Форум уже шел своим ходом, и первое, что услышала Наташа, когда вошла в зал, это вопрос одного из корреспондентов:
– Господин Савинский, а чем вы мотивируете такую заботу о ветеранах войны? Открыли для них клуб встреч, построили пансионат в Подмосковье. Поговаривают, что вы собираетесь строить и больницу. Не связано ли это с налоговой политикой? Ведь занимаясь меценатством, вы освобождаетесь от значительного процента налогообложения.
– Мой дед, Савинский Андрей Иванович, погиб на фронте уже под самым Берлином, и в память о нем я делаю то, что делаю, – очень просто ответил Андрей, и Наташа невольно улыбнулась, глядя на его гордый профиль.

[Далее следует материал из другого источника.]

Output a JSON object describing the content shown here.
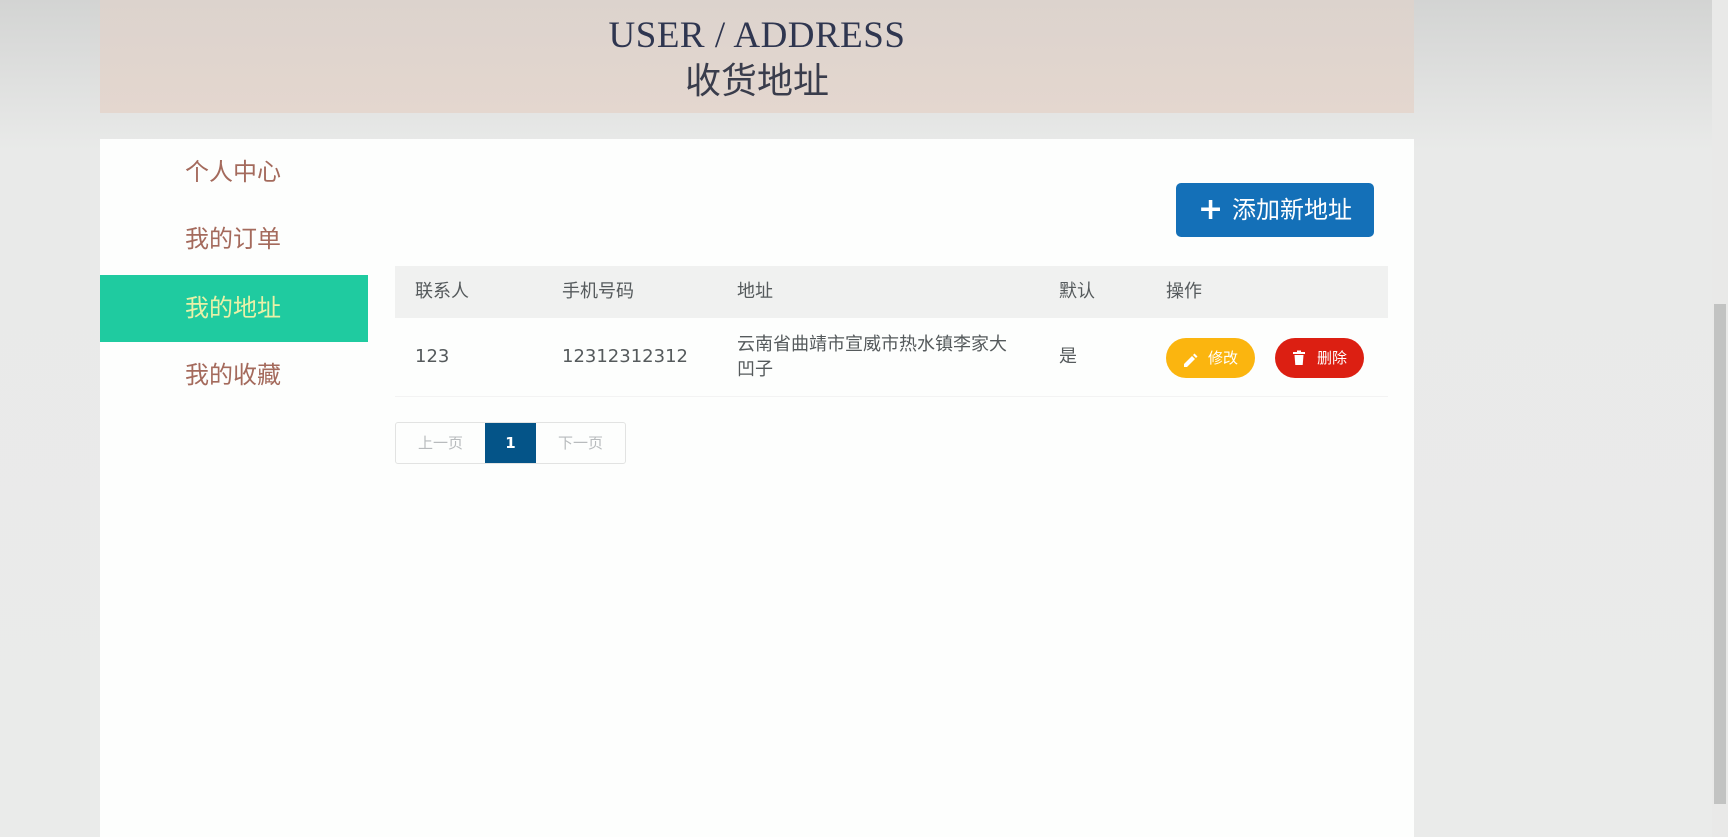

Журналисты внимательно слушали.
– Что касается налогообложения, то здесь вы отчасти правы, – продолжал говорить Андрей. – Государство действительно освобождает меценатов от значительного процента налогов. Но, поверьте, для меня это не является мотивацией для благотворительности. Иначе какая же это благотворительность? – развел он руками.
– Похвально, – удовлетворенно кивнул головой корреспондент, и все присутствующие зааплодировали Савинскому.
Наташа присела в кресло, рядом с ней опустилась Екатерина Ильинична.
– Ты пока не высовывайся, он может тебя узнать. Дождемся конца и уж тогда пойдем в атаку, – зашептала она девушке на ухо.
– Легко сказать, вы только посмотрите, сколько здесь охраны, – затравленно обводя взглядом зал, тоже зашептала в ответ Наташа.
Практически за каждой колонной, в самом деле, проглядывались «люди в черном» с рациями в руках. Они зорко следили за просторным помещением, то и дело общаясь по рации со своими напарниками.
– Ну и что? Ты же не собираешься пристрелить этого Савинского на глазах у всех? Тебе всего-то и нужно – что передать ему записку, – хмыкнула Екатерина Ильинична.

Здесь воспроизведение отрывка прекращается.